Introduction
I've been spending my Saturdays doing tutorials on languages I'm curious about. This week it's Ruby on Rails.
What I knew about the language before I started
- It's a framework for Ruby
What I did
Traversy Media's Crash Course, which involved creating a simple blog with posts and comments.
What I thought about the language
I knew Ruby on Rails was a framework and although I found that I needed to be sure of my JavaScript before getting into React, I also know that there are people who go straight into React. And I can see the logic of doing that. I thought I'd try it with this, knowing nothing about Ruby. Although the trouble is that I can't tell you what in the video is specific to Ruby and what is specific to Rails.
There was an amusing moment where he said in the video that Ruby is very English and without lots of punctuation. And then somehow there were a lot of colons... But I could see his point - it was easy to follow.
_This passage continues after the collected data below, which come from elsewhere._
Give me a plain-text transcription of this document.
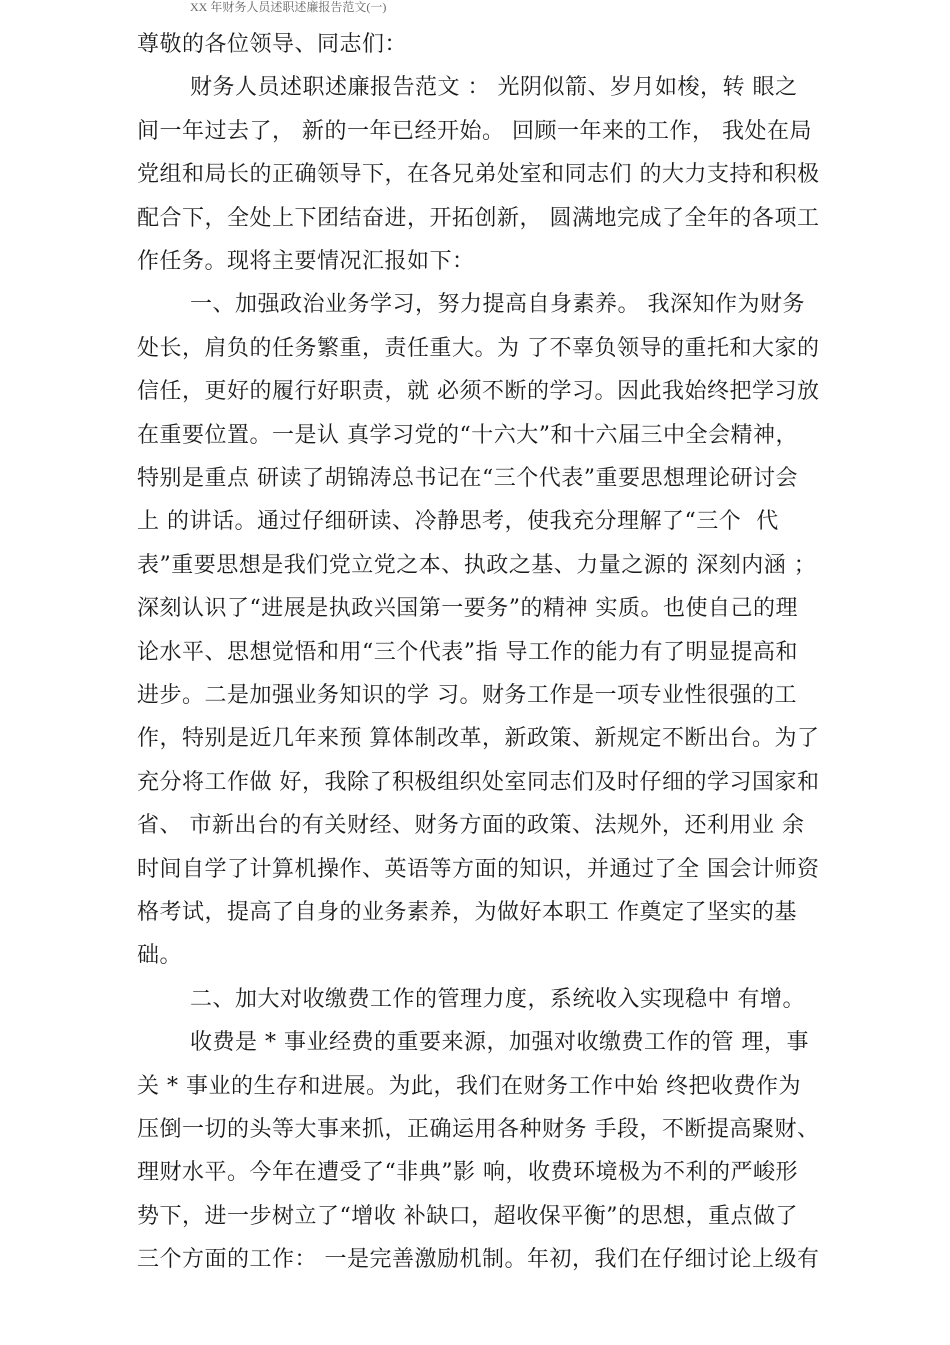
XX 年财务人员述职述廉报告范文(一)
尊敬的各位领导、同志们：
财务人员述职述廉报告范文 ： 光阴似箭、岁月如梭，转 眼之
间一年过去了， 新的一年已经开始。 回顾一年来的工作， 我处在局
党组和局长的正确领导下，在各兄弟处室和同志们 的大力支持和积极
配合下，全处上下团结奋进，开拓创新， 圆满地完成了全年的各项工
作任务。现将主要情况汇报如下：
一、加强政治业务学习，努力提高自身素养。 我深知作为财务
处长，肩负的任务繁重，责任重大。为 了不辜负领导的重托和大家的
信任，更好的履行好职责，就 必须不断的学习。因此我始终把学习放
在重要位置。一是认 真学习党的“十六大”和十六届三中全会精神，
特别是重点 研读了胡锦涛总书记在“三个代表”重要思想理论研讨会
上 的讲话。通过仔细研读、冷静思考，使我充分理解了“三个  代
表”重要思想是我们党立党之本、执政之基、力量之源的 深刻内涵 ；
深刻认识了“进展是执政兴国第一要务”的精神 实质。也使自己的理
论水平、思想觉悟和用“三个代表”指 导工作的能力有了明显提高和
进步。二是加强业务知识的学 习。财务工作是一项专业性很强的工
作，特别是近几年来预 算体制改革，新政策、新规定不断出台。为了
充分将工作做 好，我除了积极组织处室同志们及时仔细的学习国家和
省、 市新出台的有关财经、财务方面的政策、法规外，还利用业 余
时间自学了计算机操作、英语等方面的知识，并通过了全 国会计师资
格考试，提高了自身的业务素养，为做好本职工 作奠定了坚实的基
础。
二、加大对收缴费工作的管理力度，系统收入实现稳中 有增。
收费是 * 事业经费的重要来源，加强对收缴费工作的管 理，事
关 * 事业的生存和进展。为此，我们在财务工作中始 终把收费作为
压倒一切的头等大事来抓，正确运用各种财务 手段，不断提高聚财、
理财水平。今年在遭受了“非典”影 响，收费环境极为不利的严峻形
势下，进一步树立了“增收 补缺口，超收保平衡”的思想，重点做了
三个方面的工作： 一是完善激励机制。年初，我们在仔细讨论上级有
But I found the organisation hard to follow. Creating a project created a lot of folders and then every time you generated something it created more folders, with different bits in different places. I found myself appreciating the beginner's tutorial style of putting everything in one place, even if that's not best practice, because it's one less thing to think about.
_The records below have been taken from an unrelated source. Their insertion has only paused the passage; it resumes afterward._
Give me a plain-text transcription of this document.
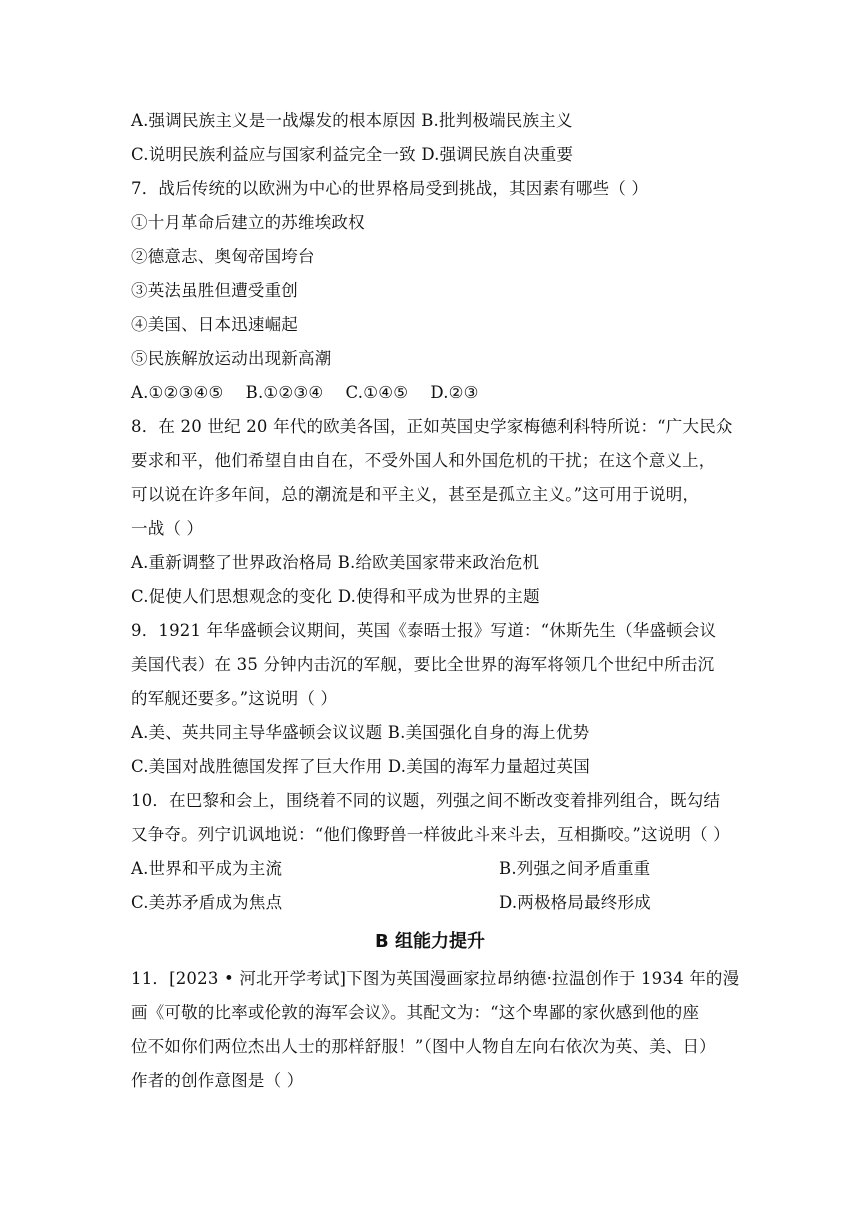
A.强调民族主义是一战爆发的根本原因 B.批判极端民族主义
C.说明民族利益应与国家利益完全一致 D.强调民族自决重要
7．战后传统的以欧洲为中心的世界格局受到挑战，其因素有哪些（ ）
①十月革命后建立的苏维埃政权
②德意志、奥匈帝国垮台
③英法虽胜但遭受重创
④美国、日本迅速崛起
⑤民族解放运动出现新高潮
A.①②③④⑤　 B.①②③④　 C.①④⑤　 D.②③
8．在 20 世纪 20 年代的欧美各国，正如英国史学家梅德利科特所说：“广大民众
要求和平，他们希望自由自在，不受外国人和外国危机的干扰；在这个意义上，
可以说在许多年间，总的潮流是和平主义，甚至是孤立主义。”这可用于说明，
一战（ ）
A.重新调整了世界政治格局 B.给欧美国家带来政治危机
C.促使人们思想观念的变化 D.使得和平成为世界的主题
9．1921 年华盛顿会议期间，英国《泰晤士报》写道：“休斯先生（华盛顿会议
美国代表）在 35 分钟内击沉的军舰，要比全世界的海军将领几个世纪中所击沉
的军舰还要多。”这说明（ ）
A.美、英共同主导华盛顿会议议题 B.美国强化自身的海上优势
C.美国对战胜德国发挥了巨大作用 D.美国的海军力量超过英国
10．在巴黎和会上，围绕着不同的议题，列强之间不断改变着排列组合，既勾结
又争夺。列宁讥讽地说：“他们像野兽一样彼此斗来斗去，互相撕咬。”这说明（ ）
A.世界和平成为主流	B.列强之间矛盾重重
C.美苏矛盾成为焦点	D.两极格局最终形成
B 组能力提升
11．[2023 • 河北开学考试]下图为英国漫画家拉昂纳德·拉温创作于 1934 年的漫
画《可敬的比率或伦敦的海军会议》。其配文为：“这个卑鄙的家伙感到他的座
位不如你们两位杰出人士的那样舒服！”（图中人物自左向右依次为英、美、日）
作者的创作意图是（ ）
I think if it was going to learn it properly, I'd need to start with something a lot simpler.
What's next?
Fortran. It wasn't originally but I got distracted when browsing YouTube thinking about what to try next. It's not a well-known language, but it's used in Physics. I learnt it at university and spent nearly every day between October and Easter in my 3rd year working on it. But when I recently see a hello world program in Fortran it didn't look familiar at all. Which feels sad when I once knew it. So I'm going to learn it like a beginner.